Рейтинг темного божества, стр. 58

– Присаживайтесь к огню, – граф Головин оглянулся на секретаря, и тот подал ему кожаную папку. – Мне звонили по поводу вас и вашего вопроса в Вену. Этот снимок, копию которого мне переслали… Как он попал к вам, позвольте полюбопытствовать?

– Совершенно случайно. Видите ли, Владимир Всеволодович, у меня есть знакомая. Она подруга одной девушки…

– Девушки? Судя по тому, как вы говорите, – это ваша невеста? – старик улыбнулся.

– Не совсем…

– Что значит не совсем, молодой человек? Вы потомок такого славного рода! Вам надо непременно жениться.

– Я не против вообще-то.

– У вас серьезные отношения – понимаю.

– Мы просто друзья. Она замужем за моим другом детства, – Мещерский поник.

– О, – старик покачал головой, – это драма, понимаю. Это такая драма… Я тоже в свое время… Все говорили, что ты нашел в ней?

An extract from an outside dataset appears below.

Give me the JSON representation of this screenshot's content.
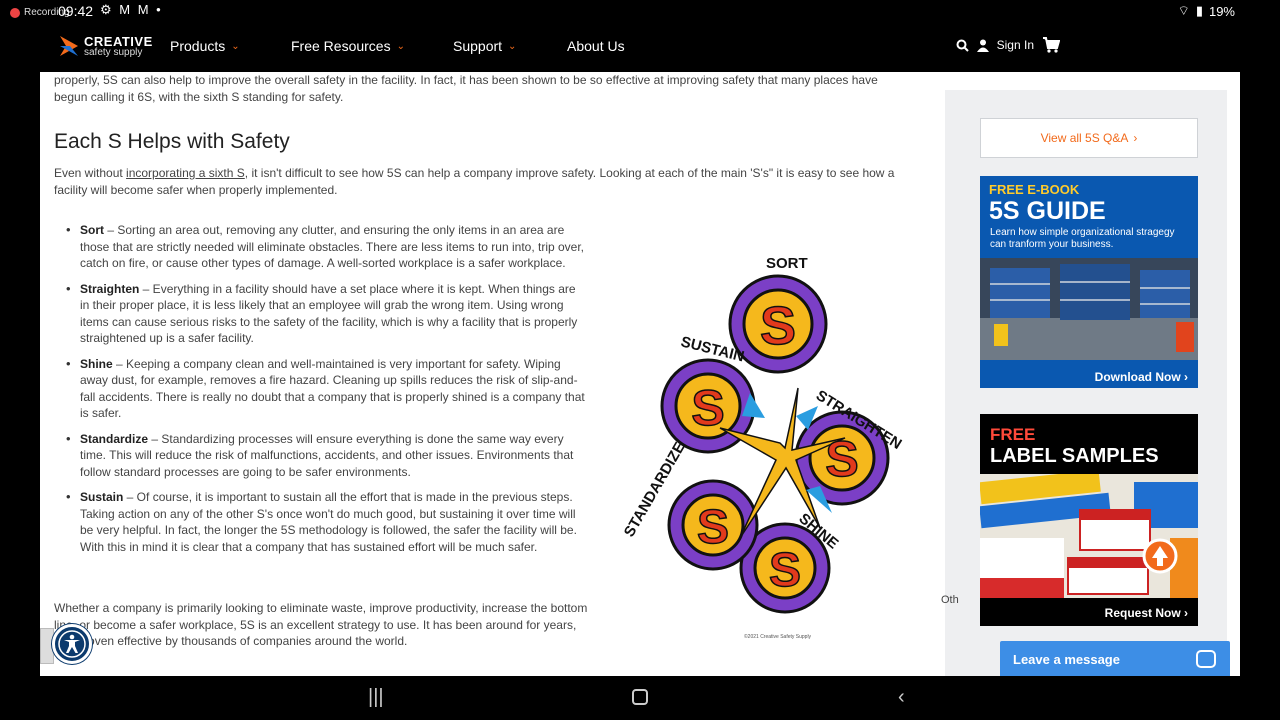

Кругом столько других женщин. А она – чужая жена. Я и сам все это отлично понимал. Но… прошло более полувека, а мы, а я… Вот приехал сюда из Вены повидаться с ней. У нее двое сыновей, шестеро внуков. Но для меня она нисколько не изменилась с нашей первой встречи. Правда, теперь мы говорим в основном о болезнях и докторах.

– Эта девушка – журналист, криминальный обозреватель, – сказал Мещерский, – а ее знакомая – фоторепортер. Случайно в руки к ней попала эта странная фотография. И на эту девушку дважды покушались с явным намерением убить ее. И вообще, это фото имеет отношение к весьма темной истории с убийствами. Я связывался с Петром Кабишем из Русского зарубежного фонда. Он навел справки, но смог узнать только двух человек на снимке – некоего Мамонова и одного барона, которого убили красные в двадцатом году в Крыму.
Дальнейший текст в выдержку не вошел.